In fact, success in the Unreal World is measured by the unreality of one’s life. Crucial items like iron tools, salt for preserving food, housing for protection from the elements, agriculture for a stable food supply, and nets and traps for ‘passive’ fishing and hunting each remove the player character a little from his or her ‘natural’ existence as a hunter-gatherer in the forest. The ideal setup for a character in the URW – a log cabin with a garden and cellar, plus a series of traps for collecting furs for trade – is also an act of violence against the forest which gives your character sustenance. Trees must be cleared and burnt, animals killed in devious and often cruel traps, even when their meat is not needed for food.

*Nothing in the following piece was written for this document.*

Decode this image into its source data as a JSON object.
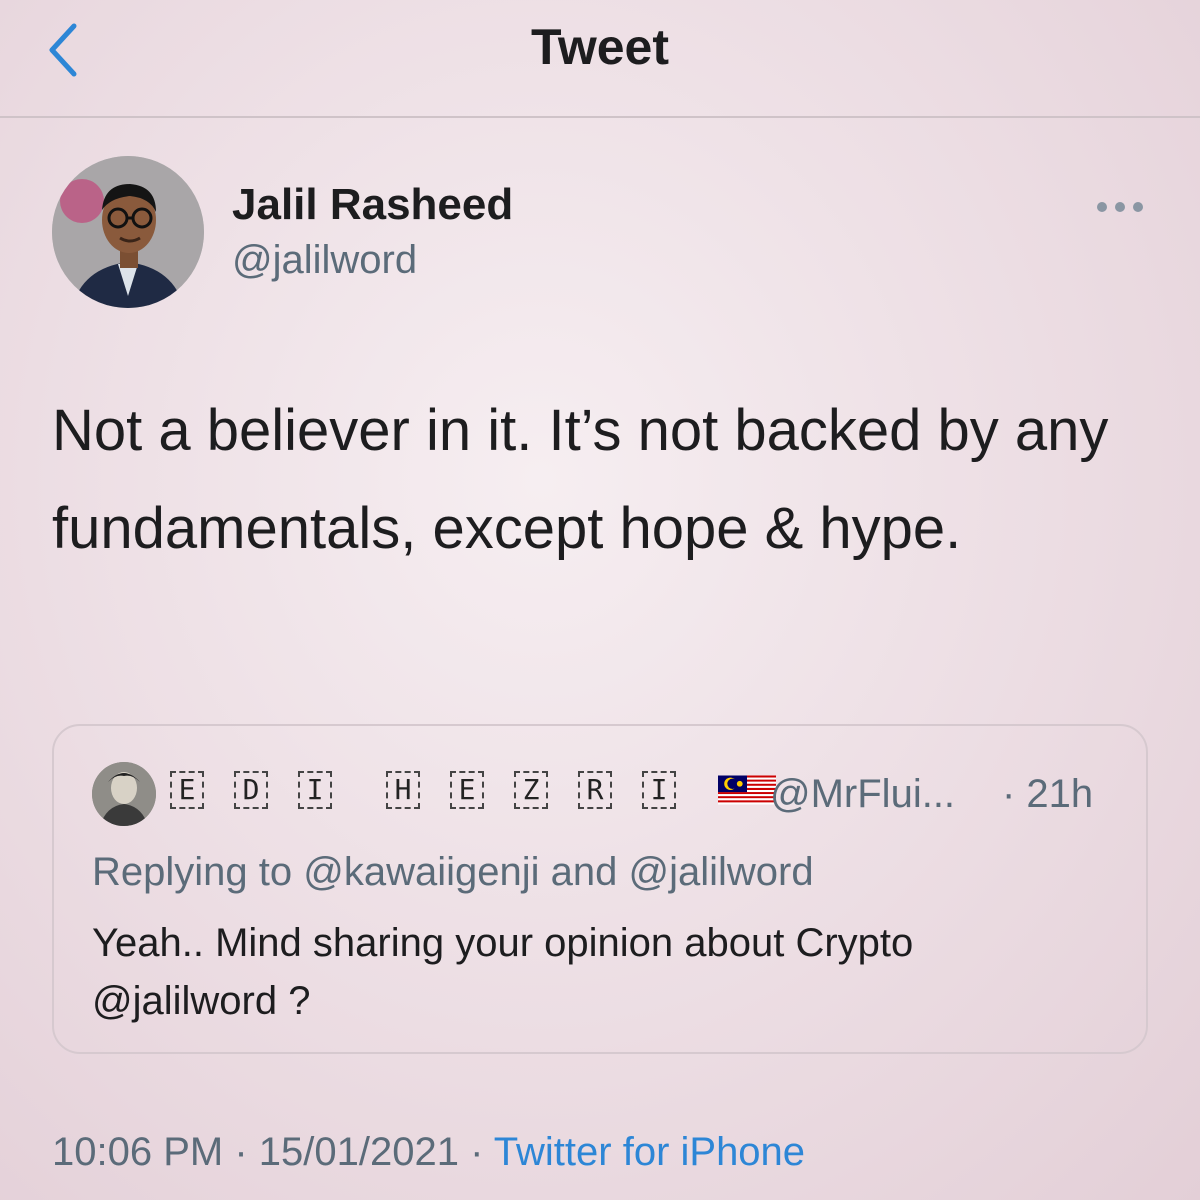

URW is, unambiguously, a game about the celebration of a more immediate relationship with nature. The trackless forests are described as ‘majestic’. The clever system of magic ‘rituals’, which allow your character to make songs and sacrifices to the local spirits, without ever telling you what, precisely, the rituals do, leaves you with a slightly superstitious attitude to the living forest. It is also a game (a videogame) about the impossibility – and undesirability – of fully achieving such a relationship.

Both of these issues — your character’s relationship to nature and to other people — are underscored by the way you encounter the landscape. In most survival games, as in most dungeon-delvers, the world is a series of pockets to be raided for goods and cleared of monsters before moving on to greener pastures. Videogames tend to embody what Karl Marx called ‘primitive accumulation’: the creation of capital as a zero-sum game of violence. The enclosure of the commons and the seizure of land from indigenous peoples were the examples he had in mind. In both of these cases, the previous owners were historically represented as less-than-human; as not owning their lands in a proper individual, capitalist sense and thus not owning them at all; as an unruly horde in need of taming. In fact, the liberal intellectual tradition has a long history of defending theft and murder in the name of freedom and private property, starting no later than John Locke, who claimed that Europeans had a divine mandate to cultivate the ‘waste’ lands of indigenous peoples. Since the monstrous hordes of DayZ or Fallout and the troglodytes of Skyrim and Dragon Age, like aborigines and European cottagers, don’t have a legal claim to the things that surround them, their murder and expropriation are the discovery of riches in an alien wilderness. The hero of the RPG or survival game embodies the bleeding edge of capitalism, accumulating private property one massacre at a time and always in search of new frontiers. Behind him is a desert called peace and quickly forgotten — until the monsters respawn, at least.

In URW, by contrast, the wilderness is only alien because you don’t understand it. Clearing villages — or even Njerpezal camps — and then moving on is not going to keep you alive and fed indefinitely, even if you can manage to survive the inevitable bruises, lacerations and broken bones that come with realistic violence. Instead, the key to survival is knowledge. When you first move into an area, it seems alien, wild and empty; but what you see is your own ignorance. There are paths used by game, good fishing spots, caves inhabited by wolves or bears, groves where herbs, berries and mushrooms grow, and villages where you will find trade and comfort. Ranging over the same areas repetitively as you hunt, explore and trade allows you to develop a picture of the landscape. Gradually, the forest becomes legible; it ceases to be wilderness and starts to become a friend. This is no dissolution into atavism as imagined by common depictions of the primitive and the post-apocalyptic. ‘Nature’ is ultimately both primal and Unreal; and by delving into a less mediated mode of existence, you become more aware of the way your relationship to the world is shaped by understanding rather than nature.